The web has turned into a group of five websites, each consisting of screenshots of text from the other four1 . We spend our time in various silos: TikTok, YouTube, Facebook, Reddit, Discord. It's all very disconnected and you ultimately have no control.
I'm old enough to have grown up in an age where personal websites were common, though many were hosted through sites like the long-gone GeoCities and AngelFire. The web was a lot of little sites where people shared their passion or just a little bit about themselves. Search engines used to be one of the major tools for finding these sites, along with directories and web rings. I spent many a teenage year browsing around sites looking for more information on Magic: the Gathering, Dungeons & Dragons, or learning how to build my own sites and wrangle with that new-fangled CSS thing.
What is the Indie Web
The Indie Web seems to have come out of Bruce Sterling's IndieWeb Camp way back in 2013. There he outlined a few major principles, which are largely unchanged today.
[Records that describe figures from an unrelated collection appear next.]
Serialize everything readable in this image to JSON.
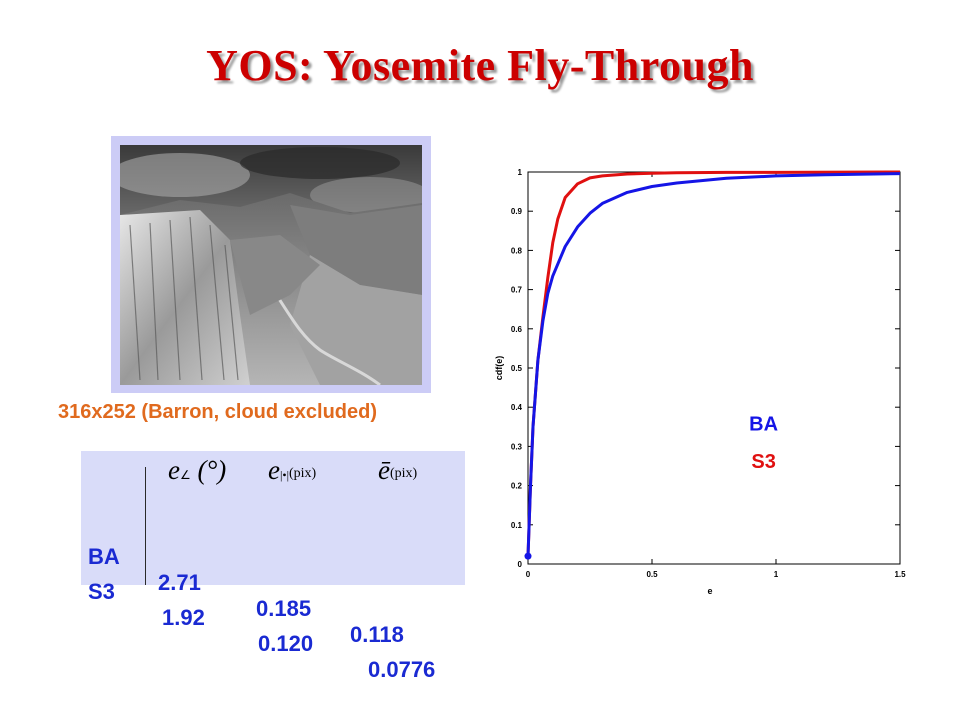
{
  "slide": {
    "title": "YOS: Yosemite Fly-Through",
    "image_caption": "316x252 (Barron, cloud excluded)"
  },
  "table": {
    "headers": [
      {
        "symbol": "e",
        "sub": "∠",
        "unit": "(°)"
      },
      {
        "symbol": "e",
        "sub": "|•|",
        "unit": "(pix)"
      },
      {
        "symbol": "ē",
        "sub": "",
        "unit": "(pix)"
      }
    ],
    "rows": [
      {
        "method": "BA",
        "values": [
          "2.71",
          "0.185",
          "0.118"
        ]
      },
      {
        "method": "S3",
        "values": [
          "1.92",
          "0.120",
          "0.0776"
        ]
      }
    ]
  },
  "colors": {
    "title": "#cc0000",
    "caption": "#e06a1e",
    "BA": "#1515e6",
    "S3": "#e01010",
    "table_bg": "#d9dcf9",
    "frame": "#ccccf6"
  },
  "chart_data": {
    "type": "line",
    "xlabel": "e",
    "ylabel": "cdf(e)",
    "xlim": [
      0,
      1.5
    ],
    "ylim": [
      0,
      1
    ],
    "xticks": [
      "0",
      "0.5",
      "1",
      "1.5"
    ],
    "yticks": [
      "0",
      "0.1",
      "0.2",
      "0.3",
      "0.4",
      "0.5",
      "0.6",
      "0.7",
      "0.8",
      "0.9",
      "1"
    ],
    "grid": false,
    "legend_position": "center-right",
    "series": [
      {
        "name": "BA",
        "x": [
          0,
          0.01,
          0.02,
          0.04,
          0.06,
          0.08,
          0.1,
          0.15,
          0.2,
          0.25,
          0.3,
          0.4,
          0.5,
          0.6,
          0.8,
          1.0,
          1.2,
          1.5
        ],
        "y": [
          0.02,
          0.2,
          0.35,
          0.52,
          0.62,
          0.69,
          0.735,
          0.81,
          0.86,
          0.895,
          0.92,
          0.948,
          0.963,
          0.972,
          0.984,
          0.99,
          0.993,
          0.996
        ]
      },
      {
        "name": "S3",
        "x": [
          0,
          0.01,
          0.02,
          0.04,
          0.06,
          0.08,
          0.1,
          0.12,
          0.15,
          0.2,
          0.25,
          0.3,
          0.4,
          0.5,
          0.6,
          0.8,
          1.0,
          1.5
        ],
        "y": [
          0.02,
          0.2,
          0.35,
          0.52,
          0.63,
          0.73,
          0.82,
          0.88,
          0.935,
          0.97,
          0.985,
          0.99,
          0.995,
          0.997,
          0.998,
          0.999,
          0.999,
          1.0
        ]
      }
    ]
  }
}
I think it can largely be summed up by two major themes:
- Build things for people. You are the first customer so design for yourself and what you love. Don't agonize about making things interoperable for machines.
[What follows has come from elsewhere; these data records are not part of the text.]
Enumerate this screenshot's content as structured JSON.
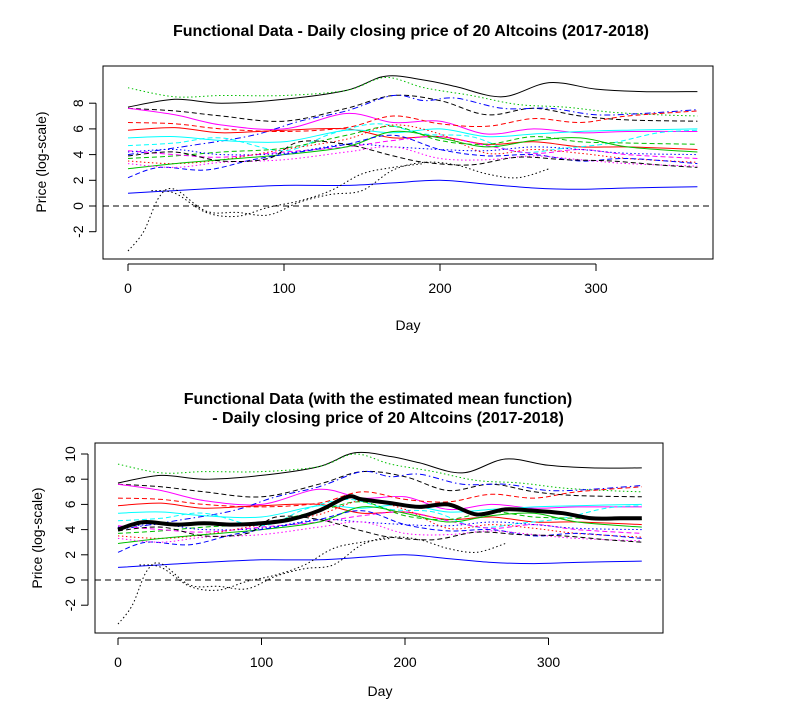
{
  "chart_data": [
    {
      "type": "line",
      "title": "Functional Data - Daily closing price of 20 Altcoins (2017-2018)",
      "xlabel": "Day",
      "ylabel": "Price (log-scale)",
      "xlim": [
        0,
        365
      ],
      "ylim": [
        -3.5,
        10.5
      ],
      "xticks": [
        "0",
        "100",
        "200",
        "300"
      ],
      "yticks": [
        "-2",
        "0",
        "2",
        "4",
        "6",
        "8"
      ],
      "reference_line": {
        "y": 0,
        "style": "dashed",
        "color": "#000000"
      },
      "grid": false,
      "legend": "none",
      "series": [
        {
          "color": "#000000",
          "dash": "solid",
          "x": [
            0,
            30,
            60,
            100,
            140,
            165,
            190,
            210,
            240,
            270,
            300,
            330,
            365
          ],
          "values": [
            7.7,
            8.3,
            8.0,
            8.3,
            9.0,
            10.1,
            9.8,
            9.3,
            8.5,
            9.6,
            9.1,
            8.9,
            8.9
          ]
        },
        {
          "color": "#00c000",
          "dash": "dot",
          "x": [
            0,
            30,
            60,
            100,
            140,
            165,
            190,
            220,
            250,
            280,
            310,
            340,
            365
          ],
          "values": [
            9.2,
            8.5,
            8.6,
            8.6,
            9.0,
            10.0,
            9.2,
            8.6,
            7.9,
            7.7,
            7.3,
            7.1,
            7.0
          ]
        },
        {
          "color": "#000000",
          "dash": "dash",
          "x": [
            0,
            30,
            60,
            100,
            140,
            170,
            200,
            230,
            260,
            290,
            320,
            365
          ],
          "values": [
            7.6,
            7.4,
            7.0,
            6.6,
            7.6,
            8.6,
            8.2,
            7.1,
            7.6,
            7.0,
            6.7,
            6.6
          ]
        },
        {
          "color": "#ff00ff",
          "dash": "solid",
          "x": [
            0,
            30,
            60,
            100,
            140,
            170,
            200,
            230,
            260,
            290,
            320,
            365
          ],
          "values": [
            7.6,
            7.1,
            6.3,
            6.0,
            7.2,
            6.5,
            6.6,
            5.6,
            6.0,
            5.7,
            5.8,
            5.8
          ]
        },
        {
          "color": "#0000ff",
          "dash": "dashdot",
          "x": [
            0,
            40,
            80,
            110,
            140,
            170,
            190,
            210,
            240,
            270,
            300,
            330,
            365
          ],
          "values": [
            4.0,
            4.7,
            5.5,
            6.6,
            7.4,
            8.6,
            8.2,
            8.4,
            7.6,
            7.6,
            7.1,
            7.2,
            7.5
          ]
        },
        {
          "color": "#ff0000",
          "dash": "dash",
          "x": [
            0,
            30,
            60,
            100,
            140,
            170,
            200,
            230,
            260,
            290,
            320,
            365
          ],
          "values": [
            6.5,
            6.4,
            6.0,
            5.8,
            6.1,
            7.0,
            6.4,
            6.2,
            6.8,
            6.5,
            7.0,
            7.4
          ]
        },
        {
          "color": "#ff0000",
          "dash": "solid",
          "x": [
            0,
            30,
            60,
            100,
            140,
            170,
            200,
            230,
            260,
            290,
            320,
            365
          ],
          "values": [
            5.9,
            6.1,
            5.7,
            5.9,
            6.0,
            5.3,
            5.4,
            4.8,
            5.0,
            4.6,
            4.6,
            4.4
          ]
        },
        {
          "color": "#00ffff",
          "dash": "solid",
          "x": [
            0,
            30,
            60,
            100,
            140,
            170,
            200,
            230,
            260,
            290,
            320,
            365
          ],
          "values": [
            5.3,
            5.4,
            5.1,
            5.0,
            5.9,
            5.7,
            6.0,
            5.4,
            5.6,
            5.8,
            5.9,
            6.0
          ]
        },
        {
          "color": "#00ffff",
          "dash": "dash",
          "x": [
            0,
            30,
            60,
            100,
            130,
            160,
            190,
            220,
            250,
            280,
            310,
            340,
            365
          ],
          "values": [
            4.7,
            4.9,
            5.3,
            4.3,
            5.6,
            6.4,
            5.6,
            5.4,
            4.2,
            4.5,
            4.9,
            5.7,
            5.9
          ]
        },
        {
          "color": "#00c000",
          "dash": "dash",
          "x": [
            0,
            30,
            60,
            100,
            140,
            170,
            200,
            230,
            260,
            290,
            320,
            365
          ],
          "values": [
            3.7,
            3.9,
            4.2,
            4.5,
            5.5,
            6.2,
            5.1,
            4.8,
            5.4,
            5.0,
            4.9,
            4.8
          ]
        },
        {
          "color": "#ff00ff",
          "dash": "dash",
          "x": [
            0,
            30,
            60,
            100,
            140,
            170,
            200,
            230,
            260,
            290,
            320,
            365
          ],
          "values": [
            4.3,
            4.0,
            3.8,
            4.2,
            4.6,
            5.1,
            5.4,
            4.7,
            4.1,
            4.4,
            4.0,
            3.7
          ]
        },
        {
          "color": "#0000ff",
          "dash": "dot",
          "x": [
            0,
            30,
            60,
            100,
            140,
            170,
            200,
            230,
            260,
            290,
            320,
            365
          ],
          "values": [
            4.2,
            4.4,
            4.0,
            4.1,
            4.8,
            4.6,
            4.4,
            4.3,
            4.6,
            4.4,
            4.1,
            4.0
          ]
        },
        {
          "color": "#ff0000",
          "dash": "dot",
          "x": [
            0,
            30,
            60,
            100,
            140,
            170,
            200,
            230,
            260,
            290,
            320,
            365
          ],
          "values": [
            3.5,
            3.3,
            3.6,
            4.4,
            5.2,
            6.3,
            5.6,
            4.1,
            4.4,
            4.1,
            3.7,
            3.4
          ]
        },
        {
          "color": "#00c000",
          "dash": "solid",
          "x": [
            0,
            30,
            60,
            100,
            140,
            170,
            200,
            230,
            260,
            290,
            320,
            365
          ],
          "values": [
            2.9,
            3.3,
            3.6,
            4.0,
            4.6,
            5.8,
            5.3,
            4.6,
            5.1,
            5.3,
            4.6,
            4.2
          ]
        },
        {
          "color": "#0000ff",
          "dash": "dash",
          "x": [
            0,
            20,
            50,
            80,
            110,
            140,
            170,
            200,
            230,
            260,
            290,
            320,
            365
          ],
          "values": [
            2.2,
            3.0,
            2.8,
            3.6,
            4.2,
            4.8,
            5.5,
            4.4,
            3.9,
            4.0,
            3.5,
            3.7,
            3.3
          ]
        },
        {
          "color": "#ff00ff",
          "dash": "dot",
          "x": [
            0,
            30,
            60,
            100,
            140,
            170,
            200,
            230,
            260,
            290,
            320,
            365
          ],
          "values": [
            3.3,
            3.0,
            3.4,
            3.6,
            4.2,
            4.6,
            3.7,
            3.6,
            3.9,
            3.6,
            3.3,
            3.1
          ]
        },
        {
          "color": "#000000",
          "dash": "dash",
          "x": [
            0,
            30,
            60,
            90,
            110,
            140,
            170,
            190,
            220,
            250,
            280,
            310,
            340,
            365
          ],
          "values": [
            3.9,
            4.2,
            3.5,
            3.7,
            5.0,
            4.8,
            3.9,
            3.4,
            3.2,
            3.8,
            3.6,
            3.5,
            3.2,
            3.0
          ]
        },
        {
          "color": "#0000ff",
          "dash": "solid",
          "x": [
            0,
            30,
            60,
            100,
            140,
            170,
            200,
            230,
            260,
            290,
            320,
            365
          ],
          "values": [
            1.0,
            1.2,
            1.4,
            1.6,
            1.6,
            1.8,
            2.0,
            1.7,
            1.4,
            1.3,
            1.4,
            1.5
          ]
        },
        {
          "color": "#000000",
          "dash": "dot",
          "x": [
            0,
            10,
            20,
            30,
            50,
            70,
            90,
            110,
            130,
            150,
            170,
            190,
            210,
            230,
            250,
            270
          ],
          "values": [
            -3.5,
            -2.0,
            0.7,
            1.3,
            -0.4,
            -0.5,
            -0.7,
            0.3,
            0.9,
            1.2,
            2.8,
            3.4,
            3.2,
            2.5,
            2.2,
            2.9
          ]
        },
        {
          "color": "#000000",
          "dash": "dot",
          "x": [
            15,
            30,
            50,
            70,
            90,
            110,
            130,
            150,
            170,
            190
          ],
          "values": [
            1.2,
            1.0,
            -0.5,
            -0.8,
            -0.1,
            0.4,
            1.2,
            2.5,
            3.0,
            3.3
          ]
        }
      ]
    },
    {
      "type": "line",
      "title": "Functional Data (with the estimated mean function)",
      "subtitle": "- Daily closing price of 20 Altcoins (2017-2018)",
      "xlabel": "Day",
      "ylabel": "Price (log-scale)",
      "xlim": [
        0,
        365
      ],
      "ylim": [
        -3.5,
        10.5
      ],
      "xticks": [
        "0",
        "100",
        "200",
        "300"
      ],
      "yticks": [
        "-2",
        "0",
        "2",
        "4",
        "6",
        "8",
        "10"
      ],
      "reference_line": {
        "y": 0,
        "style": "dashed",
        "color": "#000000"
      },
      "grid": false,
      "legend": "none",
      "mean_function": {
        "color": "#000000",
        "x": [
          0,
          10,
          20,
          40,
          60,
          80,
          100,
          120,
          140,
          160,
          170,
          190,
          210,
          230,
          250,
          270,
          290,
          310,
          330,
          350,
          365
        ],
        "values": [
          4.0,
          4.4,
          4.6,
          4.4,
          4.5,
          4.4,
          4.5,
          4.8,
          5.5,
          6.6,
          6.4,
          6.1,
          5.8,
          6.0,
          5.2,
          5.6,
          5.5,
          5.3,
          4.9,
          4.9,
          4.9
        ]
      },
      "series_same_as_first_chart": true
    }
  ]
}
- Build things that last. You should have control over the data and site. It should only loosely depend on APIs and platform
So how do we go about joining the Indie Web?
Step 1: Have a website
This is off to a great start!
I picked up this domain about a year ago. I was looking for some places to host some of my own things. There's a domain I've had for over a decade but never really liked. I wanted something memorable, a bit obscure, but easy to describe. I came across Blaze Star when there was talk of the star T Coronae Borealis flaring. It is theorized to have a roughly 80-year cycle, though this latest one has yet to materialize. It has the official proper name "Blaze Star". I thought it particularly fitting since I've been using the handle Periodic for over a decade now.
The site itself is running on a home server. I should transfer it to a VPS, but that is pretty low on my priority list.
The site is built with Astro, which is fine. I think it tries to be a bit too magical in a way that makes the code hard to follow, but it works well enough. I'll likely replace it soon with something a little more dynamic.
Step 2: Create an Identity
This is where the interesting part starts to happen. We can start to turn this website into an identity by linking it to other profiles and starting to connect things together.
First, I can start to link to my profiles on other sites using rel=me links. This is a common attribute of the <a> tags that is short for "relationship". It's meant to tell the browser what the relationship of the linked item is, for example, whether it links to an alternate representation, the next document in a series. It also encodes a bunch of technical things like nofollow and prefetch which are more about actions than relationships. That's what decades of standards development will do!
Anyway, I can link to things like my Mastodon and GitHub profiles to indicate that they are mine. I should also make sure that those profiles link back to this page to complete the link and show that I have control of both profiles. There's nothing to stop me from linking to any old profile and calling it mine. The link-back shows that there's at least a mutual relationship.